La decisione del sospenderlo è di competenza del suo vescovo. Un anno dopo l'ergastolo imposto
dalla giustizia civile, monsignor Martin Elizalde sta ancora meditando su come risolvere il caso «seguendo
le disposizioni del diritto canonico». Lo scandalo del silenzio inquieta i cattolici latini già in
crisi profonda. Da un Natale all'altro, un milione di fedeli brasiliani lascia la chiesa di Roma per
aderire alle sette protestanti «più vicine alla quotidianità della gente lasciata troppo sola dal
soffocamento della teologia della liberazione». Un decreto della Congregazione per la Dottrina
della Fede potrebbe rapidamente impedire a Von Wemich lo scandalo del dire messa: 18 maggio
2001, firmato da cardinale Ratzinger, presidente; Tarcisio Bertone, segretario. Decreto necessario
per contenere certi peccati; pedofilia, soprattutto.

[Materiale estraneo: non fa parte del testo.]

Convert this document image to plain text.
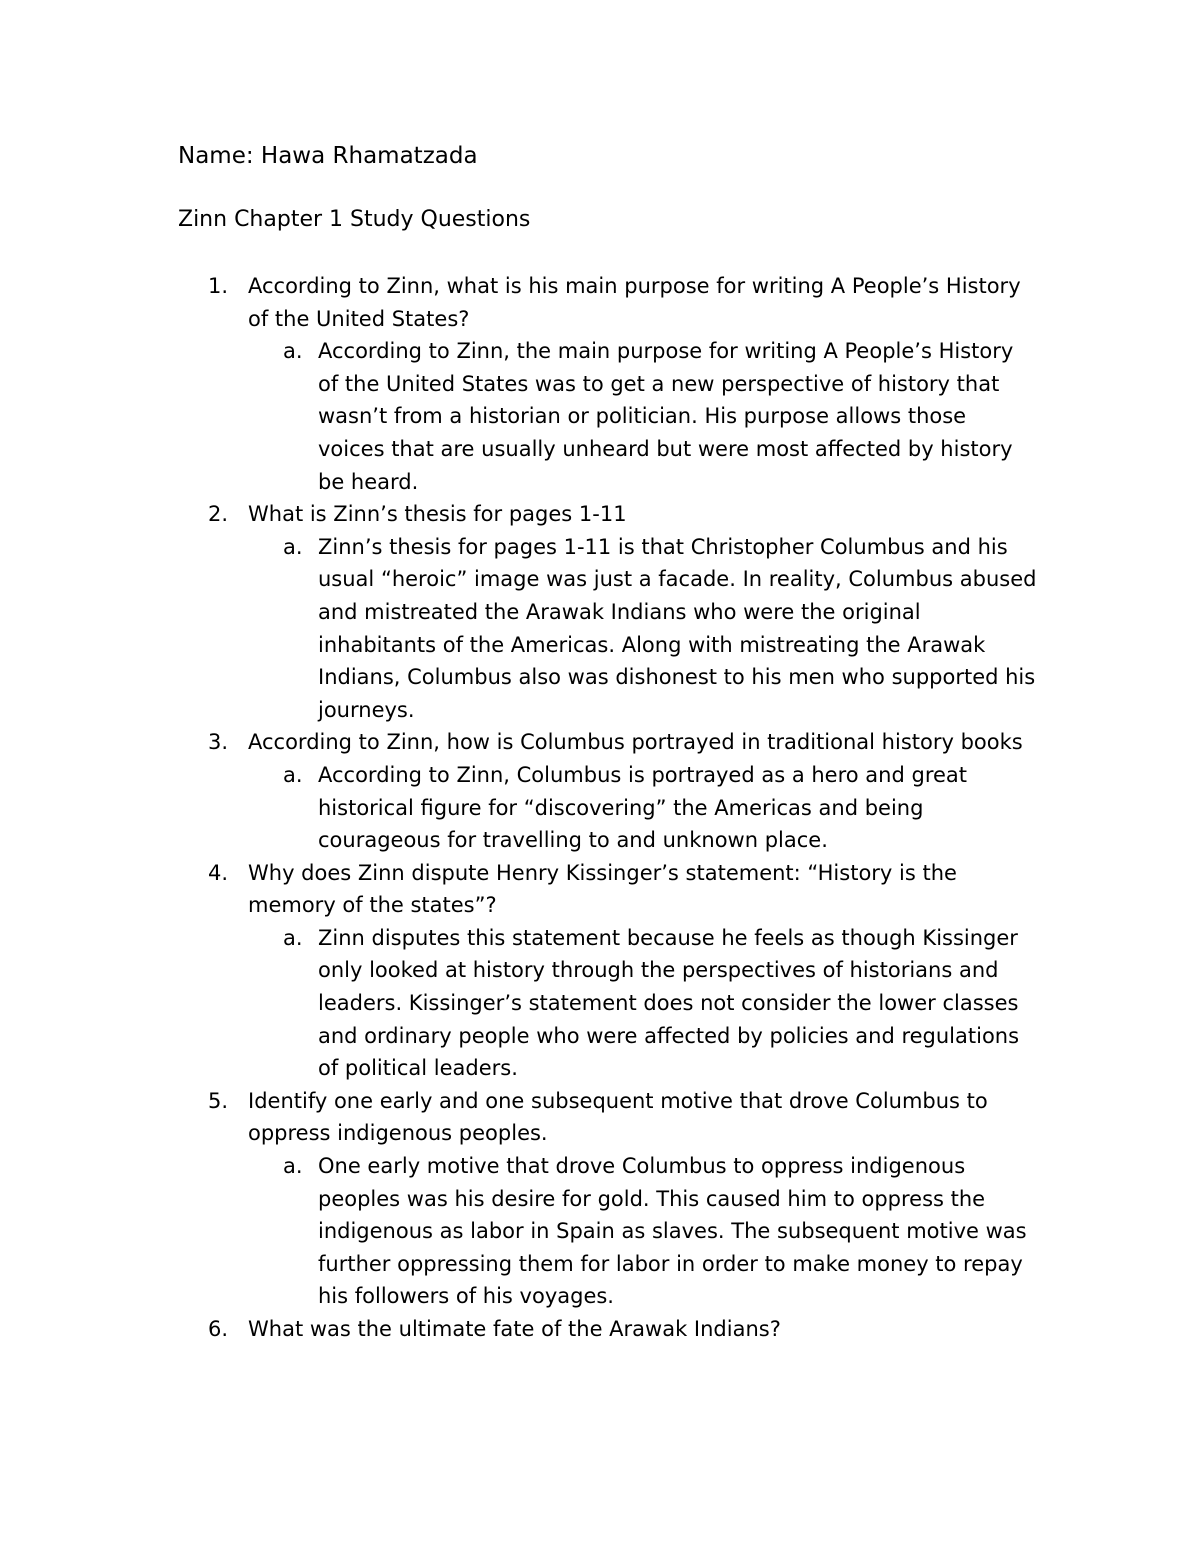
Name: Hawa Rhamatzada
Zinn Chapter 1 Study Questions
1. According to Zinn, what is his main purpose for writing A People’s History of the United States?
a. According to Zinn, the main purpose for writing A People’s History of the United States was to get a new perspective of history that wasn’t from a historian or politician. His purpose allows those voices that are usually unheard but were most affected by history be heard.
2. What is Zinn’s thesis for pages 1-11
a. Zinn’s thesis for pages 1-11 is that Christopher Columbus and his usual “heroic” image was just a facade. In reality, Columbus abused and mistreated the Arawak Indians who were the original inhabitants of the Americas. Along with mistreating the Arawak Indians, Columbus also was dishonest to his men who supported his journeys.
3. According to Zinn, how is Columbus portrayed in traditional history books
a. According to Zinn, Columbus is portrayed as a hero and great historical figure for “discovering” the Americas and being courageous for travelling to and unknown place.
4. Why does Zinn dispute Henry Kissinger’s statement: “History is the memory of the states”?
a. Zinn disputes this statement because he feels as though Kissinger only looked at history through the perspectives of historians and leaders. Kissinger’s statement does not consider the lower classes and ordinary people who were affected by policies and regulations of political leaders.
5. Identify one early and one subsequent motive that drove Columbus to oppress indigenous peoples.
a. One early motive that drove Columbus to oppress indigenous peoples was his desire for gold. This caused him to oppress the indigenous as labor in Spain as slaves. The subsequent motive was further oppressing them for labor in order to make money to repay his followers of his voyages.
6. What was the ultimate fate of the Arawak Indians?
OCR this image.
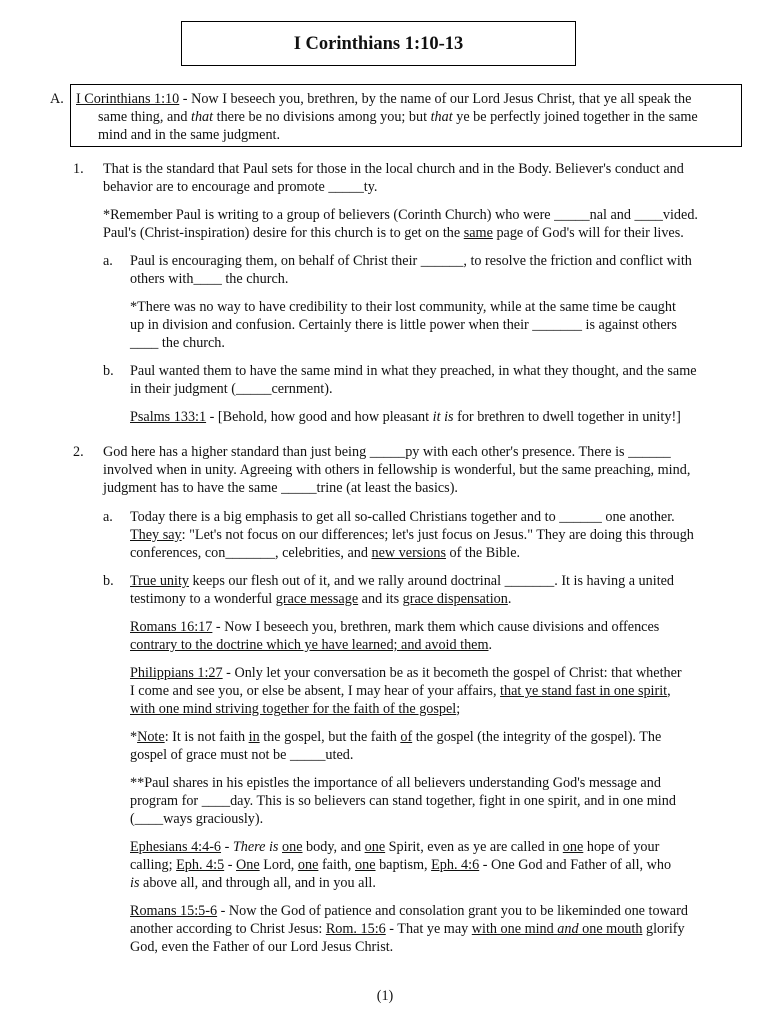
I Corinthians 1:10-13
A. I Corinthians 1:10 - Now I beseech you, brethren, by the name of our Lord Jesus Christ, that ye all speak the
same thing, and that there be no divisions among you; but that ye be perfectly joined together in the same
mind and in the same judgment.
1. That is the standard that Paul sets for those in the local church and in the Body. Believer's conduct and

behavior are to encourage and promote _____ty.

*Remember Paul is writing to a group of believers (Corinth Church) who were _____nal and ____vided.

Paul's (Christ-inspiration) desire for this church is to get on the same page of God's will for their lives.

a. Paul is encouraging them, on behalf of Christ their ______, to resolve the friction and conflict with

others with____ the church.

*There was no way to have credibility to their lost community, while at the same time be caught

up in division and confusion. Certainly there is little power when their _______ is against others

____ the church.

b. Paul wanted them to have the same mind in what they preached, in what they thought, and the same

in their judgment (_____cernment).

Psalms 133:1 - [Behold, how good and how pleasant it is for brethren to dwell together in unity!]

2. God here has a higher standard than just being _____py with each other's presence. There is ______

involved when in unity. Agreeing with others in fellowship is wonderful, but the same preaching, mind,

judgment has to have the same _____trine (at least the basics).

a. Today there is a big emphasis to get all so-called Christians together and to ______ one another.

They say: "Let's not focus on our differences; let's just focus on Jesus." They are doing this through

conferences, con_______, celebrities, and new versions of the Bible.

b. True unity keeps our flesh out of it, and we rally around doctrinal _______. It is having a united

testimony to a wonderful grace message and its grace dispensation.

Romans 16:17 - Now I beseech you, brethren, mark them which cause divisions and offences

contrary to the doctrine which ye have learned; and avoid them.

Philippians 1:27 - Only let your conversation be as it becometh the gospel of Christ: that whether

I come and see you, or else be absent, I may hear of your affairs, that ye stand fast in one spirit,

with one mind striving together for the faith of the gospel;

*Note: It is not faith in the gospel, but the faith of the gospel (the integrity of the gospel). The

gospel of grace must not be _____uted.

**Paul shares in his epistles the importance of all believers understanding God's message and

program for ____day. This is so believers can stand together, fight in one spirit, and in one mind

(____ways graciously).

Ephesians 4:4-6 - There is one body, and one Spirit, even as ye are called in one hope of your

calling; Eph. 4:5 - One Lord, one faith, one baptism, Eph. 4:6 - One God and Father of all, who

is above all, and through all, and in you all.

Romans 15:5-6 - Now the God of patience and consolation grant you to be likeminded one toward

another according to Christ Jesus: Rom. 15:6 - That ye may with one mind and one mouth glorify

God, even the Father of our Lord Jesus Christ.

(1)
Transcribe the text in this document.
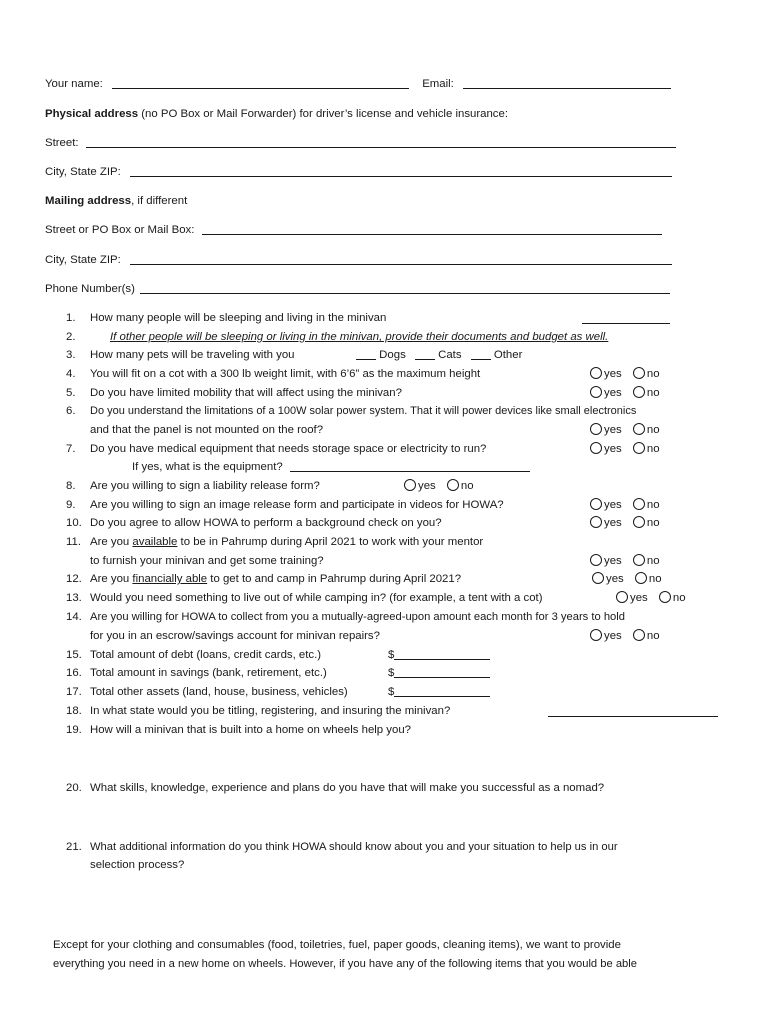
Your name:	Email:
Physical address (no PO Box or Mail Forwarder) for driver’s license and vehicle insurance:
Street:
City, State ZIP:
Mailing address, if different
Street or PO Box or Mail Box:
City, State ZIP:
Phone Number(s)
1. How many people will be sleeping and living in the minivan
2.	If other people will be sleeping or living in the minivan, provide their documents and budget as well.
3. How many pets will be traveling with you	Dogs	Cats	Other
4. You will fit on a cot with a 300 lb weight limit, with 6’6” as the maximum height	yes no
5. Do you have limited mobility that will affect using the minivan?	yes no
6. Do you understand the limitations of a 100W solar power system. That it will power devices like small electronics
and that the panel is not mounted on the roof?	yes no
7. Do you have medical equipment that needs storage space or electricity to run?	yes no
If yes, what is the equipment?
8. Are you willing to sign a liability release form?	yes no
9. Are you willing to sign an image release form and participate in videos for HOWA?	yes no
10. Do you agree to allow HOWA to perform a background check on you?	yes no
11. Are you available to be in Pahrump during April 2021 to work with your mentor
to furnish your minivan and get some training?	yes no
12. Are you financially able to get to and camp in Pahrump during April 2021?	yes no
13. Would you need something to live out of while camping in? (for example, a tent with a cot)	yes no
14. Are you willing for HOWA to collect from you a mutually-agreed-upon amount each month for 3 years to hold
for you in an escrow/savings account for minivan repairs?	yes no
15. Total amount of debt (loans, credit cards, etc.)	$
16. Total amount in savings (bank, retirement, etc.)	$
17. Total other assets (land, house, business, vehicles)	$
18. In what state would you be titling, registering, and insuring the minivan?
19. How will a minivan that is built into a home on wheels help you?
20. What skills, knowledge, experience and plans do you have that will make you successful as a nomad?
21. What additional information do you think HOWA should know about you and your situation to help us in our
selection process?
Except for your clothing and consumables (food, toiletries, fuel, paper goods, cleaning items), we want to provide
everything you need in a new home on wheels. However, if you have any of the following items that you would be able
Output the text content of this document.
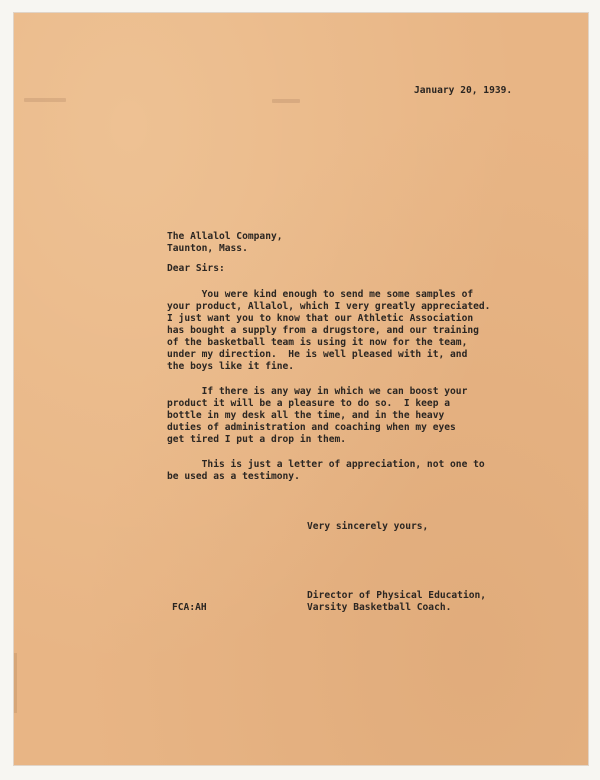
January 20, 1939.

The Allalol Company,

Taunton, Mass.

Dear Sirs:

You were kind enough to send me some samples of

your product, Allalol, which I very greatly appreciated.

I just want you to know that our Athletic Association

has bought a supply from a drugstore, and our training

of the basketball team is using it now for the team,

under my direction.  He is well pleased with it, and

the boys like it fine.

If there is any way in which we can boost your

product it will be a pleasure to do so.  I keep a

bottle in my desk all the time, and in the heavy

duties of administration and coaching when my eyes

get tired I put a drop in them.

This is just a letter of appreciation, not one to

be used as a testimony.

Very sincerely yours,

Director of Physical Education,

Varsity Basketball Coach.

FCA:AH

Elenca da quali crimini difendere la sacralità del
sacramento della penitenza. «Assoluzione del complice» è forse la colpa della quale Von Wermich
non si è liberato: continua a benedire l'assoluzione dei compagni di prigionia condannati per gli
stessi delitti.
«Tutti i tribunali della Chiesa latina e delle Chiese orientali cattoliche sono obbligati a
osservarne i canoni sui delitti e sulle pene... assieme alle norme speciali che saranno date caso per
caso dalla Congregazione per la Dottrina della Fede». E «ogni volta che qualcuno avesse notizia
almeno verosimile di un delitto riservato, dopo aver svolto un'indagine preliminare, lo segnali alla
Congregazione per la Dottrina della Fede, a meno che, per le particolari circostanze avocasse a se la
causa...». La notizia delle imprese di Von Wermich non sono riservate, ma esaminate, testimoniate e
provate da un tribunale che per anni ha scavato nelle avventure del sacerdote. Tutto lì, basta
sfogliare. Come mai nessuno "ne dà notizia"?
C'è un pericolo lontano previsto dal decreto Ratzinger. «Si deve notare che l'azione criminale circa i
delitti riservati alla Congregazione per la Dottrina della Fede si estingue con prescrizione in dieci
anni...». Se nessuno prende decisioni, a 79 anni Von Wermich esce dai registri dei colpevoli:
nessuna sospensione, resterà prete nei pieni poteri riconosciuti dalla Chiesa. La giustizia dell'uomo
è una cosa, la giustizia di Roma può essere diversa.